New age fartlek running
Speed play techniques for runners
Fartlek is a form of run training using the speed element of the training session. When coached properly it can form an invaluable part of the runner's preparations.
New age fartlek running
'Fartlek' is a Swedish word which translates as 'speed play'. It originated from Gosta Holmer, coach to world record holders Gunder Haag and Arne Anderson, who trained in the Swedish pine forests.
Fartlek training was intended to be a rather unstructured session where the runner runs as they please and plays around with the speed element of the training session. However, coaches have tended to move away from this unstructured approach and will now have a set time for the session.
A typical structured fartlek session
- 50 minute fartlek, containing 15 speed efforts. The longest is over 1,200m (0.75 miles), the shortest over 60m (approximately 66 yards) with the rest of the efforts in between these parameters with a jog recovery following each effort.
If employed during a road session, the coach might decide that the efforts should take place between a set of street lights with the next set being a jogged recovery, building up each repetition to say 10 street light posts with six street light posts jog recovery.
In these structured sessions, the athlete knows beforehand the set time of the fartlek, the number of efforts, the range of efforts and the recovery after each effort. However, certain coaches, will only inform the athlete of the length of the fartlek session in terms of time. The rest of the session, the number of repetitions, the duration of each repetition and the recovery after each repetition remain a mystery to the runner and are controlled by the coach using a whistle.
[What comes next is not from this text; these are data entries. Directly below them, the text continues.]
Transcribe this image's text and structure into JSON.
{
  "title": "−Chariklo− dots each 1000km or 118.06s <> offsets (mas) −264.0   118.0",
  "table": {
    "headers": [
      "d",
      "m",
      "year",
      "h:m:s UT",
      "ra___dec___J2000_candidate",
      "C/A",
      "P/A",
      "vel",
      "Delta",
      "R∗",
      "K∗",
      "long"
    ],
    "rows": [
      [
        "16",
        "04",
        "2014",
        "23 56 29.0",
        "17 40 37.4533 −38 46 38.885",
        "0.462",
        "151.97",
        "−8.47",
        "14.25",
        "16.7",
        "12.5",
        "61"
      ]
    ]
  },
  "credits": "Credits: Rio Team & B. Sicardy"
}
In this way, the athlete does not know what is coming next, how long they will have to run hard for and how long they have to recover. It brings a more structured and disciplined approach to the fartlek session. Using this system, all the energy pathways are involved making it very similar to the race situation, as well as involving other important training ingredients.
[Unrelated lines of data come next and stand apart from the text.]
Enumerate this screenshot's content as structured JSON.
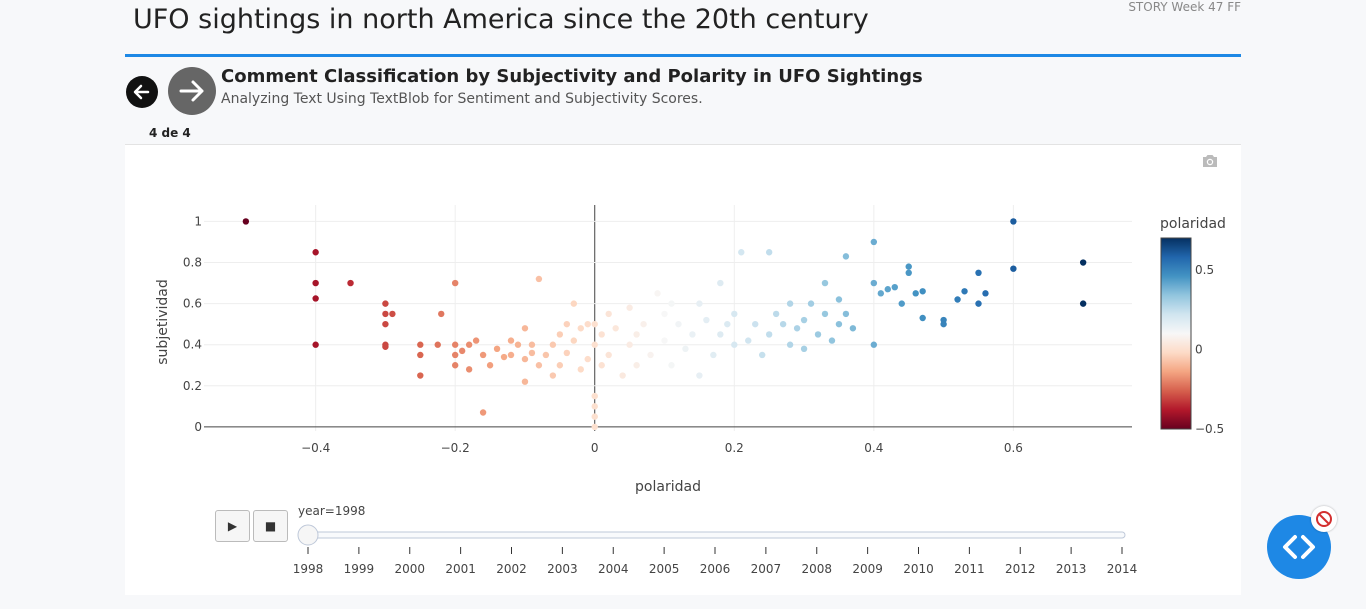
{
  "page": {
    "title": "UFO sightings in north America since the 20th century",
    "story_label": "STORY Week 47 FF",
    "accent_color": "#1e88e5"
  },
  "slide": {
    "title": "Comment Classification by Subjectivity and Polarity in UFO Sightings",
    "subtitle": "Analyzing Text Using TextBlob for Sentiment and Subjectivity Scores.",
    "counter": "4 de 4",
    "prev_icon": "arrow-left-icon",
    "next_icon": "arrow-right-icon"
  },
  "toolbar": {
    "camera_icon": "camera-icon"
  },
  "animation": {
    "play_icon": "play-icon",
    "play_label": "▶",
    "stop_icon": "stop-icon",
    "stop_label": "■",
    "current_label": "year=1998",
    "current_year": 1998,
    "years": [
      "1998",
      "1999",
      "2000",
      "2001",
      "2002",
      "2003",
      "2004",
      "2005",
      "2006",
      "2007",
      "2008",
      "2009",
      "2010",
      "2011",
      "2012",
      "2013",
      "2014"
    ]
  },
  "fab": {
    "icon": "code-icon",
    "badge_icon": "block-icon"
  },
  "chart_data": {
    "type": "scatter",
    "xlabel": "polaridad",
    "ylabel": "subjetividad",
    "xlim": [
      -0.56,
      0.77
    ],
    "ylim": [
      -0.02,
      1.08
    ],
    "xticks": [
      -0.4,
      -0.2,
      0,
      0.2,
      0.4,
      0.6
    ],
    "xtick_labels": [
      "−0.4",
      "−0.2",
      "0",
      "0.2",
      "0.4",
      "0.6"
    ],
    "yticks": [
      0,
      0.2,
      0.4,
      0.6,
      0.8,
      1
    ],
    "ytick_labels": [
      "0",
      "0.2",
      "0.4",
      "0.6",
      "0.8",
      "1"
    ],
    "grid": true,
    "colorscale": "RdBu",
    "colorbar": {
      "title": "polaridad",
      "range": [
        -0.5,
        0.7
      ],
      "ticks": [
        0.5,
        0,
        -0.5
      ],
      "tick_labels": [
        "0.5",
        "0",
        "−0.5"
      ]
    },
    "points": [
      [
        -0.5,
        1.0
      ],
      [
        -0.4,
        0.85
      ],
      [
        -0.4,
        0.7
      ],
      [
        -0.4,
        0.625
      ],
      [
        -0.4,
        0.4
      ],
      [
        -0.35,
        0.7
      ],
      [
        -0.3,
        0.6
      ],
      [
        -0.3,
        0.55
      ],
      [
        -0.3,
        0.5
      ],
      [
        -0.29,
        0.55
      ],
      [
        -0.3,
        0.4
      ],
      [
        -0.3,
        0.39
      ],
      [
        -0.25,
        0.4
      ],
      [
        -0.25,
        0.35
      ],
      [
        -0.25,
        0.25
      ],
      [
        -0.225,
        0.4
      ],
      [
        -0.22,
        0.55
      ],
      [
        -0.2,
        0.7
      ],
      [
        -0.2,
        0.4
      ],
      [
        -0.2,
        0.35
      ],
      [
        -0.2,
        0.3
      ],
      [
        -0.19,
        0.37
      ],
      [
        -0.18,
        0.4
      ],
      [
        -0.18,
        0.28
      ],
      [
        -0.17,
        0.42
      ],
      [
        -0.16,
        0.35
      ],
      [
        -0.16,
        0.07
      ],
      [
        -0.15,
        0.3
      ],
      [
        -0.14,
        0.38
      ],
      [
        -0.13,
        0.34
      ],
      [
        -0.12,
        0.35
      ],
      [
        -0.12,
        0.42
      ],
      [
        -0.11,
        0.4
      ],
      [
        -0.1,
        0.22
      ],
      [
        -0.1,
        0.48
      ],
      [
        -0.1,
        0.33
      ],
      [
        -0.09,
        0.36
      ],
      [
        -0.09,
        0.4
      ],
      [
        -0.08,
        0.72
      ],
      [
        -0.08,
        0.3
      ],
      [
        -0.07,
        0.35
      ],
      [
        -0.06,
        0.4
      ],
      [
        -0.06,
        0.25
      ],
      [
        -0.05,
        0.45
      ],
      [
        -0.05,
        0.3
      ],
      [
        -0.04,
        0.5
      ],
      [
        -0.04,
        0.36
      ],
      [
        -0.03,
        0.6
      ],
      [
        -0.03,
        0.42
      ],
      [
        -0.02,
        0.28
      ],
      [
        -0.02,
        0.48
      ],
      [
        -0.01,
        0.33
      ],
      [
        -0.01,
        0.5
      ],
      [
        0.0,
        0.4
      ],
      [
        0.0,
        0.0
      ],
      [
        0.0,
        0.05
      ],
      [
        0.0,
        0.1
      ],
      [
        0.0,
        0.15
      ],
      [
        0.0,
        0.5
      ],
      [
        0.01,
        0.3
      ],
      [
        0.01,
        0.45
      ],
      [
        0.02,
        0.35
      ],
      [
        0.02,
        0.55
      ],
      [
        0.03,
        0.48
      ],
      [
        0.04,
        0.25
      ],
      [
        0.05,
        0.4
      ],
      [
        0.05,
        0.58
      ],
      [
        0.06,
        0.3
      ],
      [
        0.06,
        0.45
      ],
      [
        0.07,
        0.5
      ],
      [
        0.08,
        0.35
      ],
      [
        0.09,
        0.65
      ],
      [
        0.1,
        0.42
      ],
      [
        0.1,
        0.55
      ],
      [
        0.11,
        0.6
      ],
      [
        0.11,
        0.3
      ],
      [
        0.12,
        0.5
      ],
      [
        0.13,
        0.38
      ],
      [
        0.14,
        0.45
      ],
      [
        0.15,
        0.6
      ],
      [
        0.15,
        0.25
      ],
      [
        0.16,
        0.52
      ],
      [
        0.17,
        0.35
      ],
      [
        0.18,
        0.7
      ],
      [
        0.18,
        0.45
      ],
      [
        0.19,
        0.5
      ],
      [
        0.2,
        0.4
      ],
      [
        0.2,
        0.55
      ],
      [
        0.21,
        0.85
      ],
      [
        0.22,
        0.42
      ],
      [
        0.23,
        0.5
      ],
      [
        0.24,
        0.35
      ],
      [
        0.25,
        0.45
      ],
      [
        0.25,
        0.85
      ],
      [
        0.26,
        0.55
      ],
      [
        0.27,
        0.5
      ],
      [
        0.28,
        0.4
      ],
      [
        0.28,
        0.6
      ],
      [
        0.29,
        0.48
      ],
      [
        0.3,
        0.52
      ],
      [
        0.3,
        0.38
      ],
      [
        0.31,
        0.6
      ],
      [
        0.32,
        0.45
      ],
      [
        0.33,
        0.55
      ],
      [
        0.33,
        0.7
      ],
      [
        0.34,
        0.42
      ],
      [
        0.35,
        0.5
      ],
      [
        0.35,
        0.62
      ],
      [
        0.36,
        0.55
      ],
      [
        0.36,
        0.83
      ],
      [
        0.37,
        0.48
      ],
      [
        0.4,
        0.9
      ],
      [
        0.4,
        0.4
      ],
      [
        0.4,
        0.7
      ],
      [
        0.41,
        0.65
      ],
      [
        0.42,
        0.67
      ],
      [
        0.43,
        0.68
      ],
      [
        0.44,
        0.6
      ],
      [
        0.45,
        0.78
      ],
      [
        0.45,
        0.75
      ],
      [
        0.46,
        0.65
      ],
      [
        0.47,
        0.66
      ],
      [
        0.47,
        0.53
      ],
      [
        0.5,
        0.52
      ],
      [
        0.5,
        0.5
      ],
      [
        0.52,
        0.62
      ],
      [
        0.53,
        0.66
      ],
      [
        0.55,
        0.75
      ],
      [
        0.55,
        0.6
      ],
      [
        0.56,
        0.65
      ],
      [
        0.6,
        1.0
      ],
      [
        0.6,
        0.77
      ],
      [
        0.7,
        0.8
      ],
      [
        0.7,
        0.6
      ]
    ]
  }
}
- The short sprints with long recovery involve the pure sprint system.
- The longer repetitions, which are run quickly with a short recovery, involve the lactate system (burning legs syndrome).
- The consistent steady running, strides and recovery stages, involve the oxygen system (you can talk during these sections).
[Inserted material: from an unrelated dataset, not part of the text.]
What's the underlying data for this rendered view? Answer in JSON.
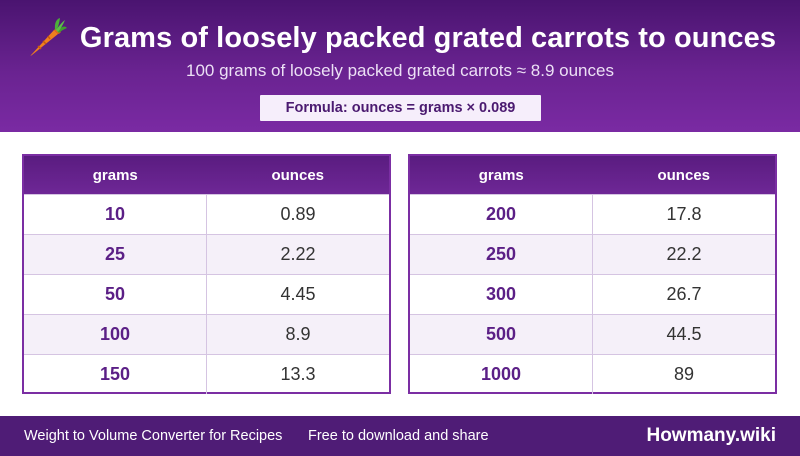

New age fartlek running and how to progress
Fartlek training can be used at any time of year, by mixed ability groups and with athletes of all ages. However, to make proper progress throughout the season, the length of the sessions and number of repetitions that are run within it must be increased.
Fartlek should also be progressive throughout the athlete’s career. A younger athlete is probably better suited to the whistle controlled fartlek, progressing to the structured fartlek as they become more disciplined. Remember, fartlek is not an easy option, but helps add variety to what otherwise could be boring sessions.